Children over one month ceftriaxone IM or IV 50 mg / kg / once daily until clinical improvement (minimum 3 days), then take oral treatment to complete 10 days of treatment with amoxicillin / acid clavulanic PO: 45 to 50 mg / kg / day in 2 divided doses or cefixime PO: 8 mg / kg / once daily (in children ³ 3 months).

– Antibiotic therapy in adults

In the absence of ciprofloxacin PO severity signs: 1 to 1.5 g / day in 2 or 3 doses for 7 days or cefixime PO: 400 mg / day in 2 divided doses for 10 days

In the presence of severity signs (vomiting, patient seen late) or if the terrain is unfavorable ceftriaxone IM (eg malnutrition, associated pathology..): 1 g / once daily for 3 days minimum, and then take over by with oral cefiximePO: 400 mg / day in 2 divided doses to complete 10 to 14 days of treatment (up to 21 days according to clinical response) + gentamicin IM: 3 to 6 mg / kg / once daily for 3 days in sepsis or failing:

ampicillin IV: 8 g / day in 3 injections for at least 3 days + gentamicin IM: 3 to 6 mg / kg / once daily for 3 days, then take oral treatment with amoxicillin PO: 4 g / day in 2 divided doses to complete 10 to 14 days of treatment

– Treatment of fever and pain (use paracetamol to NSAIDs).

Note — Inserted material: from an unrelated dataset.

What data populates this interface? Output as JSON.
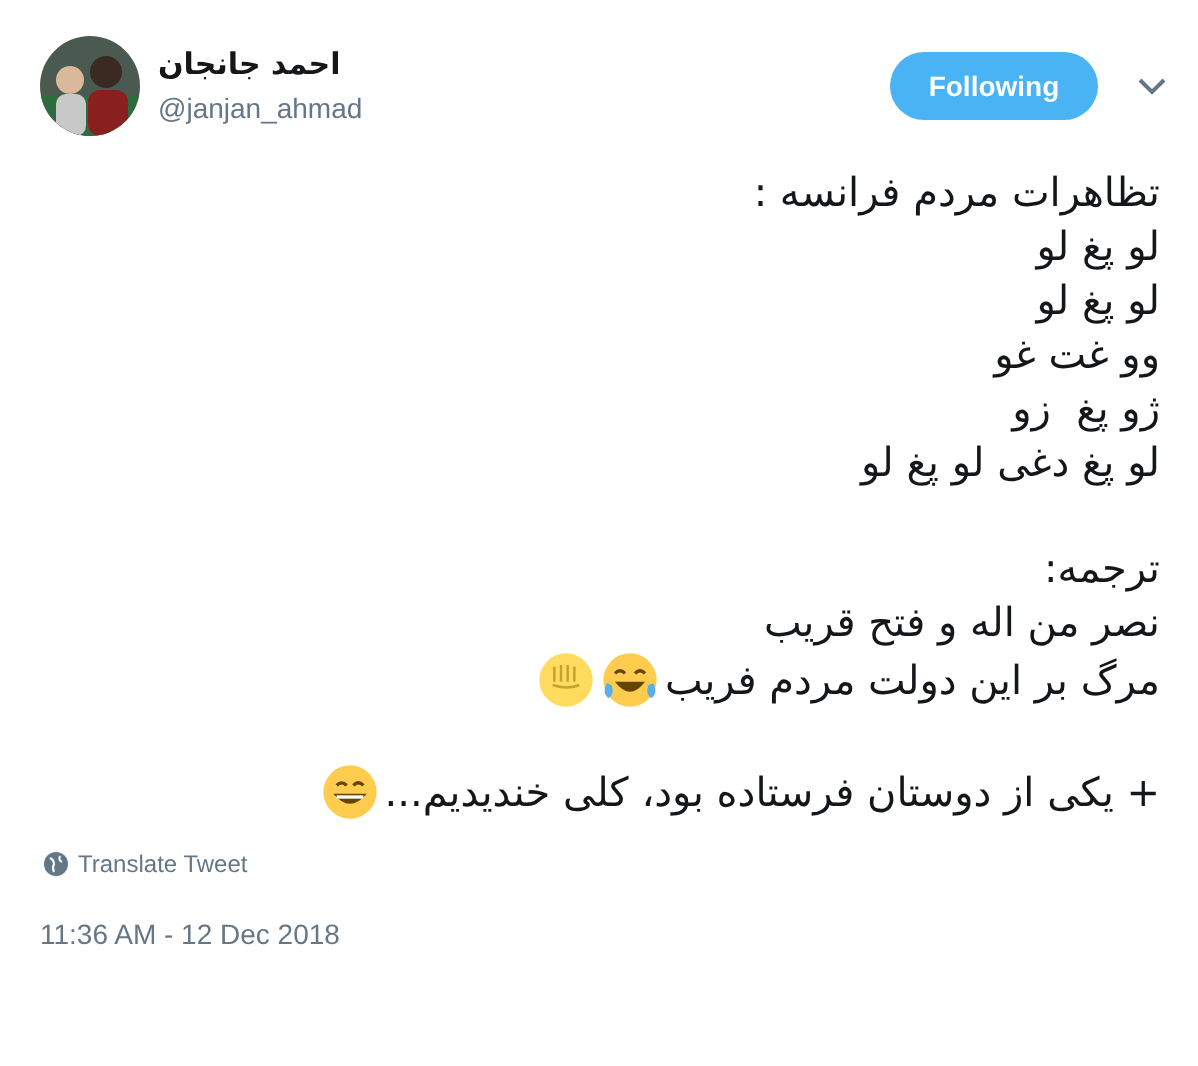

– Although hydrate the patient (1.5 liters of water per day for adults), especially in children (risk of dehydration); treat dehydration if present.

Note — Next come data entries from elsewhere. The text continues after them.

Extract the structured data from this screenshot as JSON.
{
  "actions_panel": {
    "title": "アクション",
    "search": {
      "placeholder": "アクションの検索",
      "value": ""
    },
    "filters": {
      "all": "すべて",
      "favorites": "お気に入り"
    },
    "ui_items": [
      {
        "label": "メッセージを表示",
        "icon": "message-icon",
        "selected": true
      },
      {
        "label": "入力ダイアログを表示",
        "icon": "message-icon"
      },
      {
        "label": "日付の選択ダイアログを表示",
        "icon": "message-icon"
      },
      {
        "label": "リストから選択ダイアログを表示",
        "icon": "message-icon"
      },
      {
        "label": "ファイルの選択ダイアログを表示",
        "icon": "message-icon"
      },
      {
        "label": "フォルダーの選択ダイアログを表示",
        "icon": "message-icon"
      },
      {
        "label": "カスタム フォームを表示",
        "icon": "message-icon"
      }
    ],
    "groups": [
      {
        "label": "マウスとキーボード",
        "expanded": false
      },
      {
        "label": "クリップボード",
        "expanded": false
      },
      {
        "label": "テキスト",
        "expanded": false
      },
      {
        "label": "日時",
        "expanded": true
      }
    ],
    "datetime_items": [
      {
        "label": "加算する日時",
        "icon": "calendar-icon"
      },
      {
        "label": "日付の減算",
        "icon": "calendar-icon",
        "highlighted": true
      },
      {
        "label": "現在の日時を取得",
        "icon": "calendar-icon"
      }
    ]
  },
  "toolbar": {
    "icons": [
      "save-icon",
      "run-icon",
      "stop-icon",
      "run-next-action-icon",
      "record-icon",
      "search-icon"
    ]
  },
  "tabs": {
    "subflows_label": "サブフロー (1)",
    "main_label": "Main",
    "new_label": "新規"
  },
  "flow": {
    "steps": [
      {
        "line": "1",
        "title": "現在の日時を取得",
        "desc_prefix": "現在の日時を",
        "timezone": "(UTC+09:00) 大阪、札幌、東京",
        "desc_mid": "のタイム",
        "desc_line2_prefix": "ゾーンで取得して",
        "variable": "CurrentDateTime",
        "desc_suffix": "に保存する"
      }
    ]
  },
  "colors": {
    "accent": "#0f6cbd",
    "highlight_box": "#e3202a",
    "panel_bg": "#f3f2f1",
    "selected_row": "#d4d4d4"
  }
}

– In severe cases, management of septic shock.

Acute Prostatitis

Acute infection of the prostate due to Gram-negative most often.

Clinical signs:

– Signs of cystitis (burning on urination and urinary frequency) with fever in a man; perineal pain frequent.

– DRE very painful.

– Urinary Cap: leukocyturia, pyuria, hematuria, more or less.


Difficult, can become chronic.

– Increase fluid intake: 3-4 liters / day

– Fever and pain

– Prolonged Antibiotic treatment: ciprofloxacin PO: 1000 mg / day in 2 divided doses for 28 days.